Nice words don’t work without real consequences.
Don’t belive the bullshit that every behavioural issue can be fixed with a restorative conversation. That if you sit the kid down, let them talk, and get everyone to “reflect,” things will magically improve. Spoiler alert: they don’t. Restorative practice has been diluted to the point of uselessness. It’s become a ritual of empty scripts, soft tones, and zero fucking impact. You cannot ‘chat’ your way out of a discipline crisis.
Problem
Schools have replaced sanctions with sentiment. Accountability has been swapped for empathy theatre. And the more we do it, the more emboldened disruptive kids become. They know that no matter what they do, they’ll be offered a soft chair and a chat, a nice walk with that dick head SLT member who has the impact of wet bread, not a real consequence. Meanwhile, everyone else—teachers, support staff, compliant students, is left wondering who the fuck is actually in charge.
Causes
Misuse of restorative justice: Originally a serious process grounded in conflict resolution, it’s now just a script. Real restorative practice demands responsibility and a change in behaviour. What we’ve got is a tick-box exercise and some fucking laminated prompts by some dick head in a high-vis vest.
Fear of being seen as punitive: School leaders are terrified of looking harsh. They’d rather perform compassion than enforce rules. The word ‘detention’ gets replaced by ‘reflection’ and suddenly no one takes it seriously.
Performative wellbeing culture: Everything is now about “emotional regulation” and “student voice,” even when that student just threw a fucking chair at a TA, and set fire to three other kids “its ok, we hada quick chat and he’s hada moment to reflect”. WTF?. We’ve confused trauma-informed with consequence-free, and it’s destroying classroom authority.
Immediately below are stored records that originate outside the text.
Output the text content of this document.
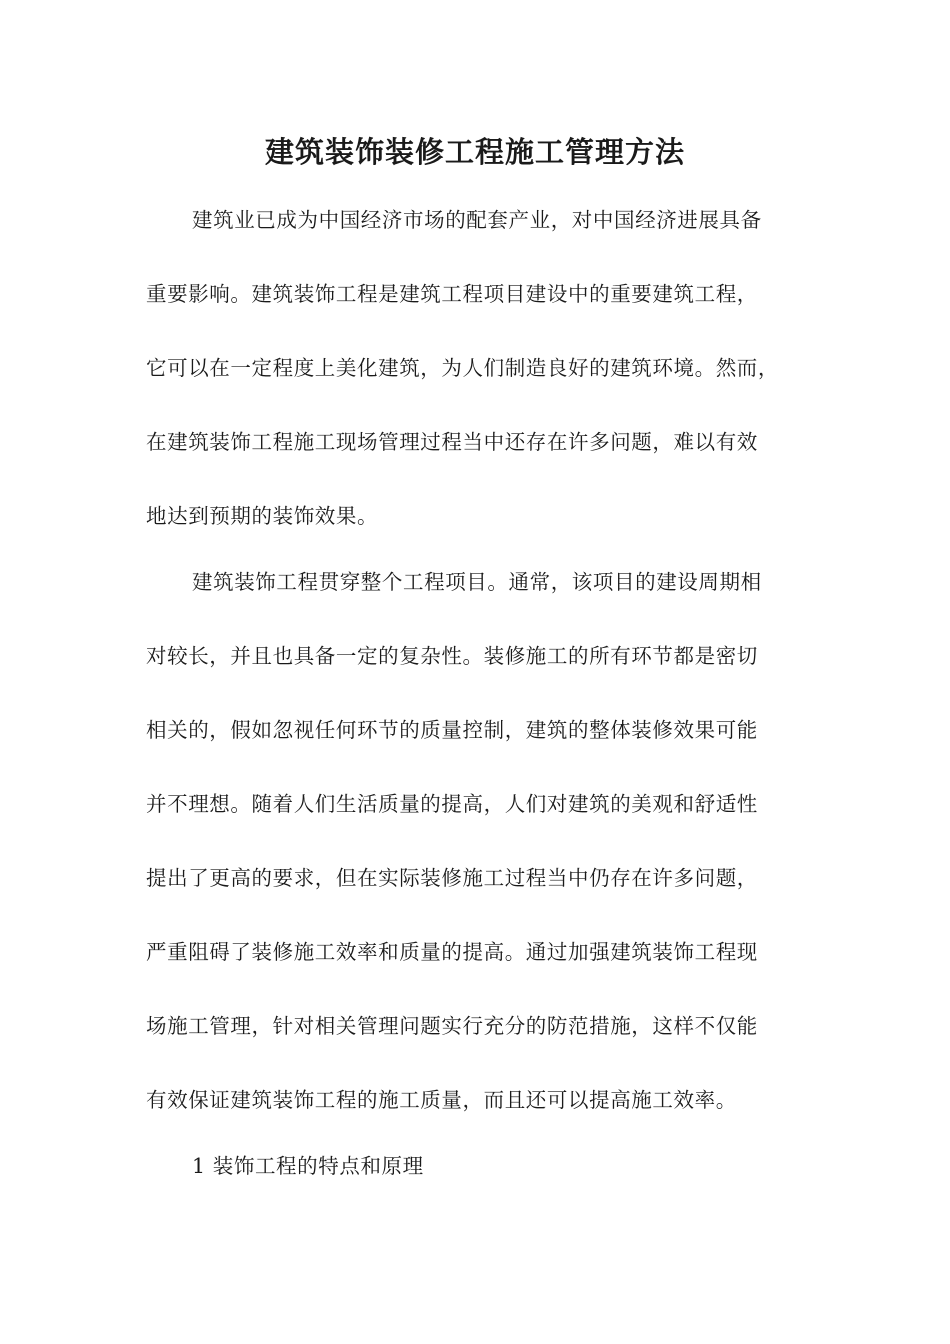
建筑装饰装修工程施工管理方法
建筑业已成为中国经济市场的配套产业，对中国经济进展具备
重要影响。建筑装饰工程是建筑工程项目建设中的重要建筑工程，
它可以在一定程度上美化建筑，为人们制造良好的建筑环境。然而，
在建筑装饰工程施工现场管理过程当中还存在许多问题，难以有效
地达到预期的装饰效果。
建筑装饰工程贯穿整个工程项目。通常，该项目的建设周期相
对较长，并且也具备一定的复杂性。装修施工的所有环节都是密切
相关的，假如忽视任何环节的质量控制，建筑的整体装修效果可能
并不理想。随着人们生活质量的提高，人们对建筑的美观和舒适性
提出了更高的要求，但在实际装修施工过程当中仍存在许多问题，
严重阻碍了装修施工效率和质量的提高。通过加强建筑装饰工程现
场施工管理，针对相关管理问题实行充分的防范措施，这样不仅能
有效保证建筑装饰工程的施工质量，而且还可以提高施工效率。
1 装饰工程的特点和原理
Managerial cowardice: SLT won’t back staff who issue sanctions. Instead, they pull them into “restorative mediations” where both sides—including the adult—are expected to apologise. Fuck that. Please re-read this and tell me what the fuck planet we are on?
Effects
Staff feel gaslit. Students learn that bad behaviour earns them attention and airtime. Lessons get disrupted by kids who’ve clocked that all they need to do is say “I feel unheard … you fucking bi**h” to derail an entire day. It’s a fucking joke.
If every confrontation becomes a discussion, nothing gets resolved, because the message is that consequences are optional. It signals that every action is up for interpretation, and the adult response is up for negotiation.
Restorative practice, as currently applied, is the ultimate inconsistency. Sometimes it’s used. Sometimes it’s not. It depends who’s involved, who’s watching, and who can talk the BS. What was meant to repair relationships now often undermines authority, weakens boundaries, and trains students to manipulate the system.
It’s not restoration. It’s appeasement. And it’s gutting to staff morale.
Solutions
Restore the balance. Restorative conversations can be powerful—but only after a sanction. Not instead of one. You can empathise and enforce. It’s not either-or.
Back your staff. SLT need to stop throwing teachers under the bus in the name of “neutrality.” When a kid swears at a teacher, the teacher doesn’t owe them a fucking apology. End of.
Scrap the script. If it feels like theatre, it probably is. Real conversations require authenticity, not prescribed lines and coloured cards and training from that member of SLT (you know the one…we all have at least one).
Bring back meaningful consequences. They’re not abusive. They’re necessary. Without them, restorative practice is just noise.
Conclusion
Restorative practice isn’t the problem. The bullshit, watered-down version we’ve ended up with is. When done properly, it can help rebuild trust and accountability. But right now, we’re running a system of endless chats and zero change. You can’t talk your way out of dysfunction. Sometimes, someone just needs to face a consequence. That’s not cruelty. That’s discipline. And we need a fuckload more of it.